RUN pip install --no-cache-dir Cython && \
    find / -name '*.py[co]' -delete && \
    rm -rf /tmp/*

# Compile and install numpy, scipy and scikit-learn with MKL.
ARG NUMPY_VERSION=1.15.4
ARG SCIPY_VERSION=1.2.1
ARG SKLEARN_VERSION=0.20.3
RUN set -x && \
    echo "STEP 1: Preparing." && \
    apt-get update -q && \
    BUILD_DEPS="git gcc g++ gfortran" && \
    RUN_DEPS="libgomp1 libgfortran3" && \
    apt-get install -yq --no-install-recommends $BUILD_DEPS $RUN_DEPS && \
    set +x && \
    COMPILERVARS_ARCHITECTURE=intel64 . /opt/intel/bin/compilervars.sh && \
    set -x && \
    echo "STEP 2: Installing numpy." && \
    git clone --depth=1 --branch=v$NUMPY_VERSION \
        https://github.com/numpy/numpy.git /tmp/numpy && \
    cd /tmp/numpy && \
    cp site.cfg.example site.cfg && \
    echo "[mkl]" >> site.cfg && \
    echo "include_dirs = /opt/intel/mkl/include/intel64/" >> site.cfg && \
    echo "library_dirs = /opt/intel/mkl/lib/intel64/" >> site.cfg && \
    echo "mkl_libs = mkl_rt" >> site.cfg && \
    echo "lapack_libs =" >> site.cfg && \
    export CFLAGS='-fopenmp -O3 -march=core2 -mtune=native -ftree-vectorize' && \
    export LDFLAGS='-lm -lpthread -lgomp' && \
    python setup.py build -j 3 --fcompiler=gnu95 && \
    python setup.py install && \
    echo "STEP 3: Installing scipy." && \
    git clone --branch=v$SCIPY_VERSION --depth=1 \
        https://github.com/scipy/scipy.git /tmp/scipy && \
    cd /tmp/scipy && \
    export CFLAGS='-fopenmp -O3 -march=core2 -mtune=native -ftree-vectorize' && \
    export LDFLAGS='-lm -lpthread -lgomp -shared' && \
    python setup.py build -j 3 && \
    python setup.py install && \
    echo "STEP 4: Installing scikit-learn." && \
    git clone --branch=$SKLEARN_VERSION --depth=1 \
        https://github.com/scikit-learn/scikit-learn.git /tmp/sklearn && \
    cd /tmp/sklearn && \
    export CFLAGS='-fopenmp -O3 -march=core2 -mtune=native -ftree-vectorize' && \
    export LDFLAGS='-lm -lpthread -lgomp -shared' && \
    python setup.py build -j 3 && \
    python setup.py install && \
    echo "STEP 5: Clean up." && \
    cd / && \
    apt-get remove -yq $BUILD_DEPS && \
    apt-get autoremove -yq && \
    apt-get clean -q && \
    rm -rf /var/lib/apt/lists/* && \
    find / -name '*.py[co]' -delete && \
    rm -rf /tmp/*

I build the dockerfile on an EC2 m5 instance.
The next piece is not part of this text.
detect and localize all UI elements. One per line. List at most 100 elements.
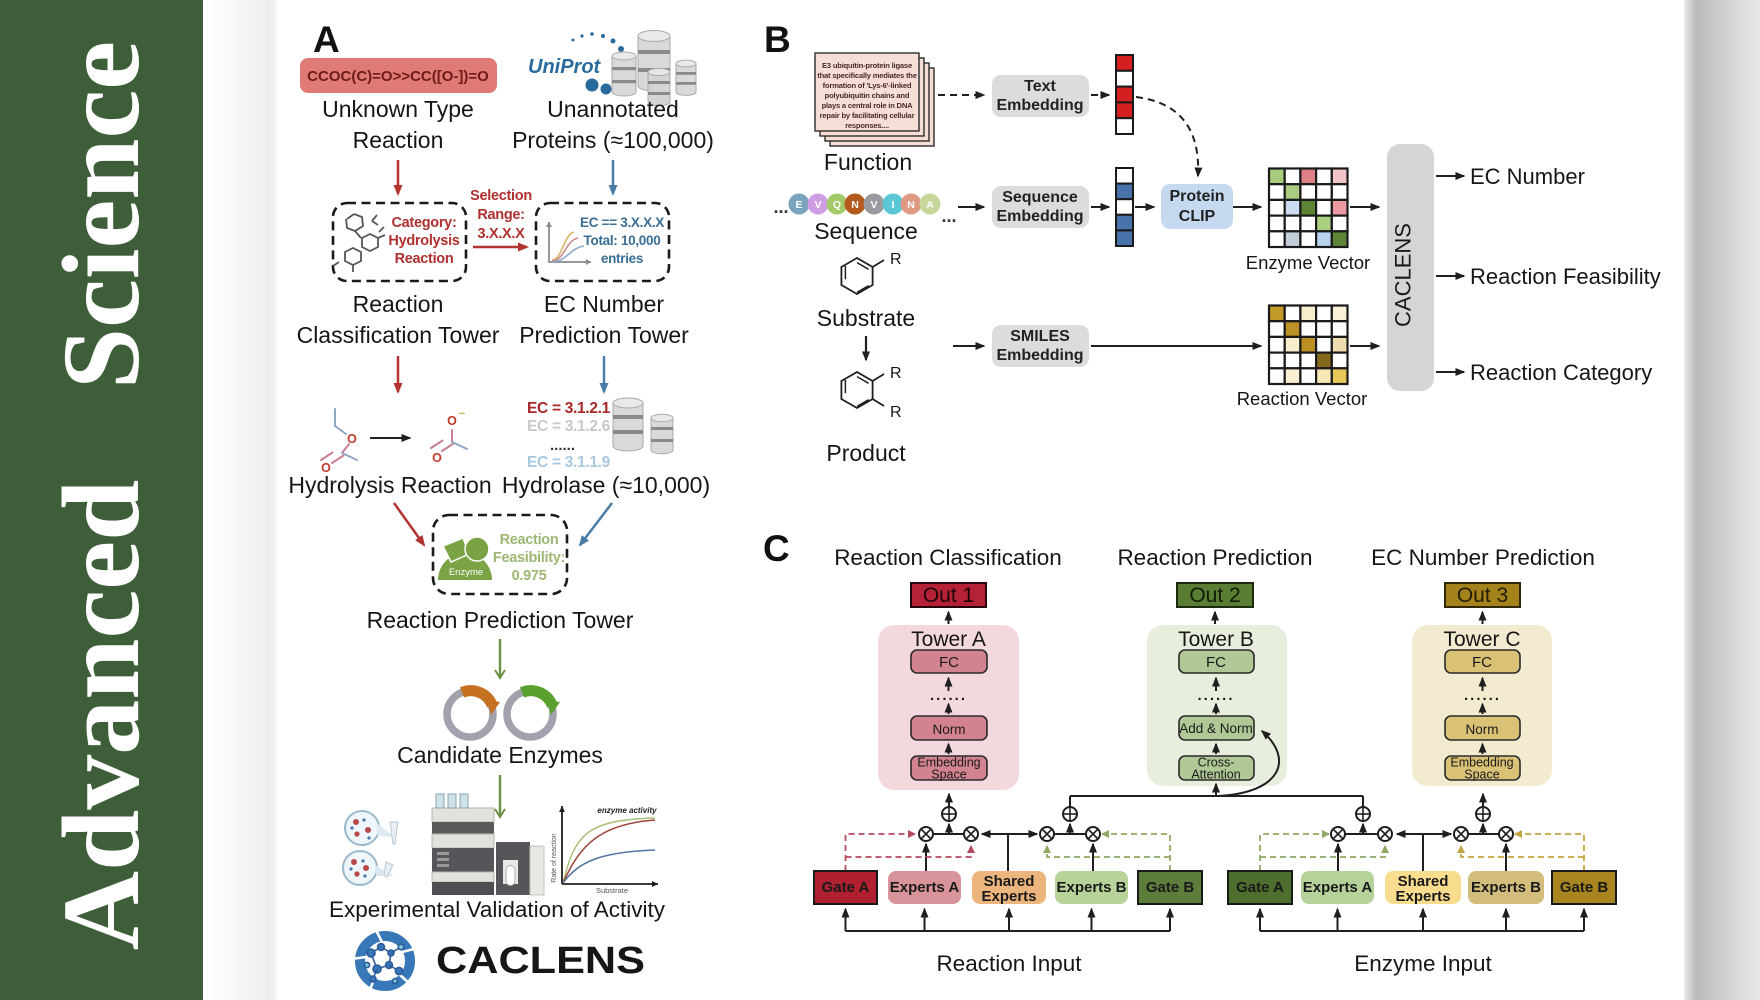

When using that docker image to run the tests on an m5 instance, they will fail. The same image will work on an m4 instance or my laptop, both of which don’t support AVX-512.

Please let me know if there’s anything else I can provide to help diagnose the issue. If you don’t have access to a machine with AVX-512, I think I could also give you access to one.